La voglia di ucciderlo mi ubriacava come
alcool. Mi avvicinai pian piano, certo che sarebbe scappato. Poi
l’afferrai alla gola... Lo stringo, lo stringo con tutta la mia
forza! Mi ha guardato con occhi agghiaccianti! Che occhi! Rotondi,
profondi, limpidi, terribili! Non ho mai provato un’emozione così
violenta... ma così breve! Mi teneva i polsi con le sue manine, e
il suo corpo si torceva come una piuma sul fuoco. Poi non s’è più
mosso.
Avevo il batticuore: ah, il cuore
dell’uccellino! Ho buttato il cadavere in un fosso, e l’ho coperto
con dell’erba.
Sono tornato a casa, ho cenato bene. Una cosa
da nulla! Ero molto allegro, leggero, ringiovanito; ho trascorso la
serata dal prefetto. Mi hanno trovato spiritoso.
Ma non ho visto il sangue! Sono
tranquillo.
30 agosto. Hanno
scoperto il cadavere. Stanno cercando l’assassino. Ah! ah!
ah!
1° settembre. Hanno
arrestato due vagabondi. Mancano le prove.
2 settembre. Sono
venuti a trovarmi i genitori. Piangevano. Ah! ah! ah!
6 ottobre. Non hanno
scoperto nulla. Qualche vagabondo sarà il colpevole. Ah! ah! ah! Se
avessi visto scorrere il sangue, mi pare che ora sarei pago.
18 ottobre. Il
desiderio di ammazzare mi scorre nel midollo. È paragonabile alle
furie amorose che torturano a vent’anni.
20 ottobre. Un altro.
Stavo camminando lungo il fiume, dopo pranzo. E ho visto, sotto un
salice, un pescatore addormentato. Era mezzogiorno. Una zappa
pareva piantata apposta in mezzo a un campo di patate vicino.
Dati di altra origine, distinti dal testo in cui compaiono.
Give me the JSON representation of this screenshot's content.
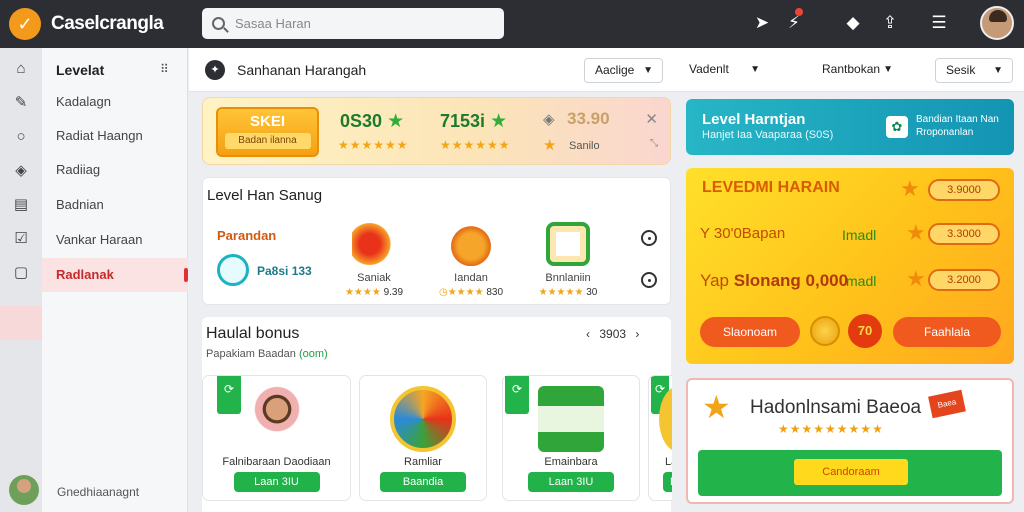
{
  "app": {
    "title": "Caselcrangla",
    "search_placeholder": "Sasaa Haran"
  },
  "topbar_icons": [
    "rocket-icon",
    "bolt-icon",
    "cube-icon",
    "share-icon",
    "clipboard-icon"
  ],
  "sidebar": {
    "header": "Levelat",
    "items": [
      {
        "label": "Kadalagn"
      },
      {
        "label": "Radiat Haangn"
      },
      {
        "label": "Radiiag"
      },
      {
        "label": "Badnian"
      },
      {
        "label": "Vankar Haraan"
      },
      {
        "label": "Radlanak",
        "active": true
      }
    ],
    "footer_label": "Gnedhiaanagnt"
  },
  "header": {
    "title": "Sanhanan Harangah",
    "dropdowns": [
      "Aaclige",
      "Vadenlt",
      "Rantbokan",
      "Sesik"
    ]
  },
  "stats": {
    "badge_top": "SKEI",
    "badge_bottom": "Badan ilanna",
    "value1": "0S30",
    "value2": "7153i",
    "value3": "33.90",
    "value3_label": "Sanilo"
  },
  "level_card": {
    "title": "Level Han Sanug",
    "subtitle": "Parandan",
    "pill_text": "Pa8si 133",
    "products": [
      {
        "name": "Saniak",
        "rating": "9.39"
      },
      {
        "name": "Iandan",
        "rating": "830"
      },
      {
        "name": "Bnnlaniin",
        "rating": "30"
      }
    ]
  },
  "bonus": {
    "title": "Haulal bonus",
    "subtitle_prefix": "Papakiam Baadan",
    "subtitle_highlight": "(oom)",
    "pager": "3903",
    "cards": [
      {
        "name": "Falnibaraan Daodiaan",
        "button": "Laan 3IU"
      },
      {
        "name": "Ramliar",
        "button": "Baandia"
      },
      {
        "name": "Emainbara",
        "button": "Laan 3IU"
      },
      {
        "name": "Lan",
        "button": "L"
      }
    ]
  },
  "promo": {
    "title": "Level Harntjan",
    "subtitle": "Hanjet Iaa Vaaparaa (S0S)",
    "side_text": "Bandian Itaan Nan Rroponanlan"
  },
  "yellow_panel": {
    "title": "LEVEDMI HARAIN",
    "line1": "Y 30'0Bapan",
    "line1_right": "Imadl",
    "line2_prefix": "Yap",
    "line2_main": "Slonang 0,000",
    "line2_suffix": "madl",
    "pills": [
      "3.9000",
      "3.3000",
      "3.2000"
    ],
    "button1": "Slaonoam",
    "badge_num": "70",
    "button2": "Faahlala"
  },
  "bonus_box": {
    "title": "Hadonlnsami Baeoa",
    "ribbon": "Baea",
    "stars": "★★★★★★★★★",
    "button": "Candoraam"
  }
}
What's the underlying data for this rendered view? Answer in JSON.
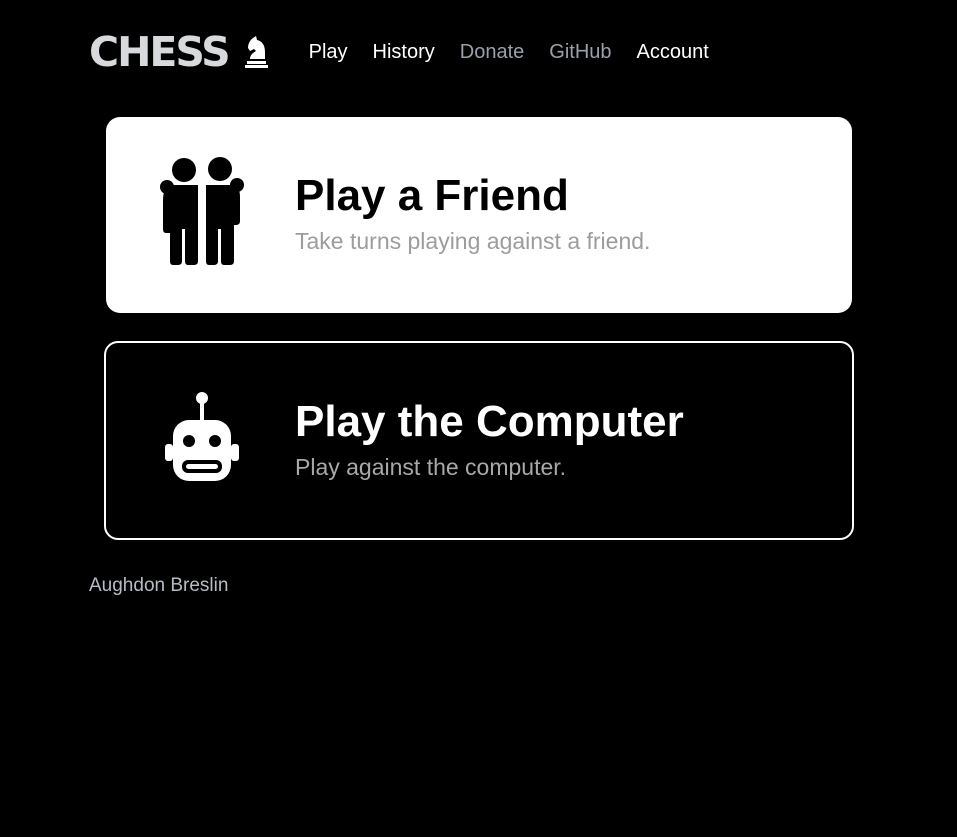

L’ho presa, son tornato sul posto, l’ho
alzata come una mazza, e, di un sol colpo, con il taglio, ho
spaccato la testa del pescatore. Oh! ha sanguinato, quello! Sangue
roseo, mescolato a materia cerebrale! Colava nell’acqua,
dolcemente. Me ne sono andato con passo lento. Se mi avessero
visto! Ah! ah! ah! Sarei stato un magnifico assassino.
25 ottobre. L’affare
del pescatore solleva molto scalpore. Si accusa dell’omicidio un
suo nipote, che era stato a pescare con lui.
26 ottobre. Il giudice
istruttore afferma che il nipote è colpevole. E tutti in città lo
credono. Ah! ah! ah!
27 ottobre. Il nipote
si difende molto male. Era andato al paese a comperare del pane e
del formaggio, dice. Giura che lo zio è stato ucciso durante la sua
assenza. Chi lo crederà?
28 ottobre. Il nipote
stava per confessare, tanto gli hanno fatto perdere la testa! Ah!
ah! ah! La giustizia!
15 novembre. Hanno
prove schiaccianti a carico del nipote, che doveva ereditare dallo
zio. Io sarò presidente in assise.
25 gennaio. A morte! a
morte! a morte! L’ho fatto condannare a morte. Ah! ah! ah! Il
procuratore generale ha parlato come un angelo! Ah! ah! Ancora un
altro. Andrò ad assistere all’esecuzione!
18 marzo. È finita. Lo
hanno ghigliottinato stamane. È morto molto bene! Molto bene! Mi ha
fatto piacere. Com’è bello veder tagliare la testa di un uomo! Il
sangue è sgorgato come un flutto! Oh! se avessi potuto, mi sarebbe
piaciuto farmene inondare. Che ebbrezza coricarmi lì sotto, e
sentirlo sui capelli e sulla faccia, e rialzarmi tutto rosso, tutto
rosso! Ah! se sapessero!
Adesso aspetterò, posso aspettare. Basterebbe
un nulla a farmi scoprire.
Il manoscritto conteneva ancora molte pagine, ma non
riferiva altri delitti. I medici alienisti ai quali venne affidato
affermano che esistono al mondo molti pazzi ignorati, abili e
temibili quanto quel mostruoso demente.